On the line, I am wanting to get, there is going to be 1 to 5 double's. Since I don't know how many doubles are going to be on that line, I just need to grab the whole line.

Then I was going to fill an array with how ever many double's were on that line:

double arr[5];
int i;

for (i=0; not end of the line; ++i)
{infile>>arr;
}

I'd go with a vector of a vector of doubles. The vector of doubles per line, and the vector of these vectors for each line.

A sample.

#include <iostream>
#include <fstream>
#include <string>
#include <sstream>
#include <vector>
using namespace std;

int main()
{
   vector < vector < double > > info;
   ifstream file("file.txt");
   string line;
   while ( getline(file, line) )
   {
      vector < double > data;
      double value;
      istringstream iss(line);
      while (iss >> value)
      {
         data.push_back(value);
      }
      info.push_back(data);
   }
   for ( vector < vector < double > > :: size_type i = 0, size = info.size(); i < size; ++i)
   {
      cout << "line " << i + 1 << ": ";
      for ( vector < double > :: size_type j = 0, length = info[i].size(); j < length; ++j)
      {
         cout << info[i][j] << " ";
      }
      cout << endl;
   }
   return 0;
}

/* file.txt
1 2 3
4 5 6 7 8 9
10 11 12 13
14
15 16
*/

/* my output
line 1: 1 2 3
line 2: 4 5 6 7 8 9
line 3: 10 11 12 13
line 4: 14
line 5: 15 16
*/

There are probably better/easier ways to go about iterating through the loop, and I'm sure someone will let me know.
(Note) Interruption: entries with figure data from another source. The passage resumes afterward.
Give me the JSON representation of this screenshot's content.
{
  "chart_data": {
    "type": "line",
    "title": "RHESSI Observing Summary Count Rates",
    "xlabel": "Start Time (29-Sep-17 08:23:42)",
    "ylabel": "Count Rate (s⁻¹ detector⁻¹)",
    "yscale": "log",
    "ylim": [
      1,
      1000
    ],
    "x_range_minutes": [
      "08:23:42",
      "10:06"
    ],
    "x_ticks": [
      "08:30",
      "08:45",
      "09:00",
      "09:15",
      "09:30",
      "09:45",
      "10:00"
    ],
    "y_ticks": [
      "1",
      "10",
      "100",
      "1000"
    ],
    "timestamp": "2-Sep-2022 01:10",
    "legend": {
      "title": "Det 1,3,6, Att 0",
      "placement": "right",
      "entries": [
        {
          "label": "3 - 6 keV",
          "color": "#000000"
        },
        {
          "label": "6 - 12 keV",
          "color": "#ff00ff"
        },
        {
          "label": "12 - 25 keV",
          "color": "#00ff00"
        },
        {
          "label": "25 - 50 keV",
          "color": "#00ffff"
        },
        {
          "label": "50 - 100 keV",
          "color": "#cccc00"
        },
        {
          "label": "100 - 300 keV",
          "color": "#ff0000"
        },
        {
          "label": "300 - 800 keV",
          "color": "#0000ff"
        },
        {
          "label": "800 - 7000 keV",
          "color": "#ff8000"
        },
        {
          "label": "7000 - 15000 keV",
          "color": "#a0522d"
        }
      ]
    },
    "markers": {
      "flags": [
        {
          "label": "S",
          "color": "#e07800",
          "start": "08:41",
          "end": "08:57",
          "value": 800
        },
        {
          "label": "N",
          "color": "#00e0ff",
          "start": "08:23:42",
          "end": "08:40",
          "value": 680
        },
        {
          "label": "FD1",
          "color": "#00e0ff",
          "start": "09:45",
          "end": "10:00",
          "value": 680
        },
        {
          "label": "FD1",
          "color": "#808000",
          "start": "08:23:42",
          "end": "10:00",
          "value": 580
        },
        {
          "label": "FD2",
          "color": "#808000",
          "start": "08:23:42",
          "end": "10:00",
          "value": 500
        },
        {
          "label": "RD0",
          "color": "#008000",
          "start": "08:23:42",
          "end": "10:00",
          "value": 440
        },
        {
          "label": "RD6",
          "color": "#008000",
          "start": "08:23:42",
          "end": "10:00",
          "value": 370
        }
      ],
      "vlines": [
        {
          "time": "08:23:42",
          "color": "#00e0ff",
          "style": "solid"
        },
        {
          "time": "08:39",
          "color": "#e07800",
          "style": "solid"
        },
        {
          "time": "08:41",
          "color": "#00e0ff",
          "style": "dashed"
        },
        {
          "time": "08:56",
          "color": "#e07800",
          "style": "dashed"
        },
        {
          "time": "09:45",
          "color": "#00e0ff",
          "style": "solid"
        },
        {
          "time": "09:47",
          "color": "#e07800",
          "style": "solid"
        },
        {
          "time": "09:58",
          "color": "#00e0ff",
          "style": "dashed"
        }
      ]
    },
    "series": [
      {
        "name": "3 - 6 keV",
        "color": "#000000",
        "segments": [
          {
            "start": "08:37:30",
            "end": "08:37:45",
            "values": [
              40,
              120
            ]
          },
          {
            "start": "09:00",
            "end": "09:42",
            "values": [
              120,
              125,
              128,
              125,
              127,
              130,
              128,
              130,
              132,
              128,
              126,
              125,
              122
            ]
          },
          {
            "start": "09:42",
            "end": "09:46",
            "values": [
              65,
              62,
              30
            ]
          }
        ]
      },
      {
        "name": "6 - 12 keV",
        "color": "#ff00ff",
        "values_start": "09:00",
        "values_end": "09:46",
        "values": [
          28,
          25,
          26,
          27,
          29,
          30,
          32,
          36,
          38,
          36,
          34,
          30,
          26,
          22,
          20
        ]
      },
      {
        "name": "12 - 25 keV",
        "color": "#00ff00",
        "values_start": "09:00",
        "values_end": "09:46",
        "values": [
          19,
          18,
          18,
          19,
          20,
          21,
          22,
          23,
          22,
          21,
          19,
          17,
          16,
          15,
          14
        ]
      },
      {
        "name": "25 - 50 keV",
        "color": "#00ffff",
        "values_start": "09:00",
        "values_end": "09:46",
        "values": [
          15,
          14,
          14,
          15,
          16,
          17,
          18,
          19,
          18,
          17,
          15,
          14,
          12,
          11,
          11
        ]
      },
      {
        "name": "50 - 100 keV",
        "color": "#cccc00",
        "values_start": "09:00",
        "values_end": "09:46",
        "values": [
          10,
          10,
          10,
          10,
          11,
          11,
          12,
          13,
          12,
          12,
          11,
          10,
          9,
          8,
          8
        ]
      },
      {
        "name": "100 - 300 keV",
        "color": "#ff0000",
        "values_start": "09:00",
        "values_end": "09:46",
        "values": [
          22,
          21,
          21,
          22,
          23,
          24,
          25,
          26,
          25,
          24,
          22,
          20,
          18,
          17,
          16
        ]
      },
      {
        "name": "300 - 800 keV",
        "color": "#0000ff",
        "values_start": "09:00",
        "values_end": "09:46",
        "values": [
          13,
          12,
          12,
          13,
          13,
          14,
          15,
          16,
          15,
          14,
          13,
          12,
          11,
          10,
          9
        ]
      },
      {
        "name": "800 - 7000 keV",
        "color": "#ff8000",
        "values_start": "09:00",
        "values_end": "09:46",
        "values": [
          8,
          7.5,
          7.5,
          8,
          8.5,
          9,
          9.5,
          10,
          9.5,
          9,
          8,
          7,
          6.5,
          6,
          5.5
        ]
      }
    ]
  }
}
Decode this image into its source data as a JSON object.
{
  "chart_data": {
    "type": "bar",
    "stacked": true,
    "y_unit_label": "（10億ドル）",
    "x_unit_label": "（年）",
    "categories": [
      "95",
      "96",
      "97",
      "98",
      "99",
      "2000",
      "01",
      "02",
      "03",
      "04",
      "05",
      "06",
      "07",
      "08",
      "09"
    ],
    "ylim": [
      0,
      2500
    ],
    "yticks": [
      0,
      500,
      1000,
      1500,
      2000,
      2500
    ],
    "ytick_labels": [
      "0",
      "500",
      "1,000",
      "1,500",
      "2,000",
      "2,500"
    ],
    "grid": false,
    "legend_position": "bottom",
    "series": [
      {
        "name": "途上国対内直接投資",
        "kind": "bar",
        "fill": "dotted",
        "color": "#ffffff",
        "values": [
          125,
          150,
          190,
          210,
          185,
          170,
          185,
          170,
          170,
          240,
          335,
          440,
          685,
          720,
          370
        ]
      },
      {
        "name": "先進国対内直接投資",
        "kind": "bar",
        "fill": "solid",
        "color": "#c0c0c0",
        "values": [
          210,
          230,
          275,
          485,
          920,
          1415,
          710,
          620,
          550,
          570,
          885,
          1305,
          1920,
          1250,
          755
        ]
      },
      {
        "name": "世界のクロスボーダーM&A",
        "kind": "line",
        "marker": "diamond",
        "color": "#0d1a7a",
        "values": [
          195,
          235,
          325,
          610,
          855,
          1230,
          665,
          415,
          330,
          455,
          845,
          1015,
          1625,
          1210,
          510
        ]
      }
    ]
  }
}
Okay, sorry, I'm still learning about all this stuff and I thought if you knew how many items were going to be used, then use an array?

So you think I should do something like this...

double num;
vector<double> charges[0];

while (not end of the line)
{ file>>num;
charges.push_back(num);
}

Am I on the right track, or am I way off?

[EDIT] ...reading the code you posted...

Is there a function in c++, like in pascal, so you can detect the end of a line? I know in pascal it would be like infile.eoln(), but that doesn't work in c++.

By the way, since we're posting at similar times, I thought I'd bring this up FWIW:

http://www.eskimo.com/~scs/C-faq/q12.2.html

By the way, since we're posting at similar times, I thought I'd bring this up FWIW:

http://www.eskimo.com/~scs/C-faq/q12.2.html

Thanks man! I wish I would have known that a couple programs ago, lol.

In my CS class, we haven't learned istringstream yet, so I don't know how I would have known how to do that.

So all istringstream does is make each number on that one line ready to be stored into a variable?

I appreciate your help.

So all istringstream does is make each number on that one line ready to be stored into a variable?

It is used to do things like >> from a string instead of cin or an ifstream.

So the code I posted reads the whole line into a string, rather than going one value at a time (because both a newline and a space are whitespace characters, it might be tougher to distinguish using other means). Then it parses each double via the stringstream and >> operator.